Der letzte Satz des Buches ist ein Hammer. Man legt das Buch weg und denkt sich: Der traut sich was. Jeffrey Archer hat mit seinem neuen Buch “Der Traum des Lebens“ wieder einmal bewiesen, was für ein exzellenter Kenner der Politik und Wirtschaft er ist und wie spannend er erzählen kann.
Ich habe die 704 Seiten an drei Tagen gelesen. Das geht nur im Urlaub und deshalb empfehle ich diesen Schmöker auch als Sommerlektüre. Der britische Autor Jeffrey Archer war Politiker, kennt also die Verhältnisse und Abläufe in der britischen Regierung aus eigener Erfahrung.
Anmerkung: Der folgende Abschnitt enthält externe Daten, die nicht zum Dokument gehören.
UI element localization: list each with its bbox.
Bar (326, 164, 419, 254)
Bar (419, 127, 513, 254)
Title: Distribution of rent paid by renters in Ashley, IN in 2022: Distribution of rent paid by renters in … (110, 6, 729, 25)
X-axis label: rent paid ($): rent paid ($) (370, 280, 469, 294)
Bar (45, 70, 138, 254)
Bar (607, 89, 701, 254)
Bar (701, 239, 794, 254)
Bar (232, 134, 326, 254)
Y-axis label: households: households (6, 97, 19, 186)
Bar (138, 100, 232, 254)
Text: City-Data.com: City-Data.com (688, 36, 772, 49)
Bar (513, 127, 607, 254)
Familienepos von Jeffrey Archer
Mit seinen Romanen wurde er weltberühmt. Insbesondere das Familienepos „Die Clifton Saga“ aus sieben dicken Bänden bestehend, fand auch in Deutschland begeisterte Leser. Politik und Wirtschaft in den USA waren das Thema der Bücher „Kain und Abel“ und „Abels Tochter“, sowie „Kains Erbe“, worin er beschreibt, wie eine Tochter eines polnischen Einwanderers in den USA Präsidentin wird. Und wie sie gegen die Waffenlobby vorgeht und dabei fast ihr Leben verliert. Aktueller geht es nicht.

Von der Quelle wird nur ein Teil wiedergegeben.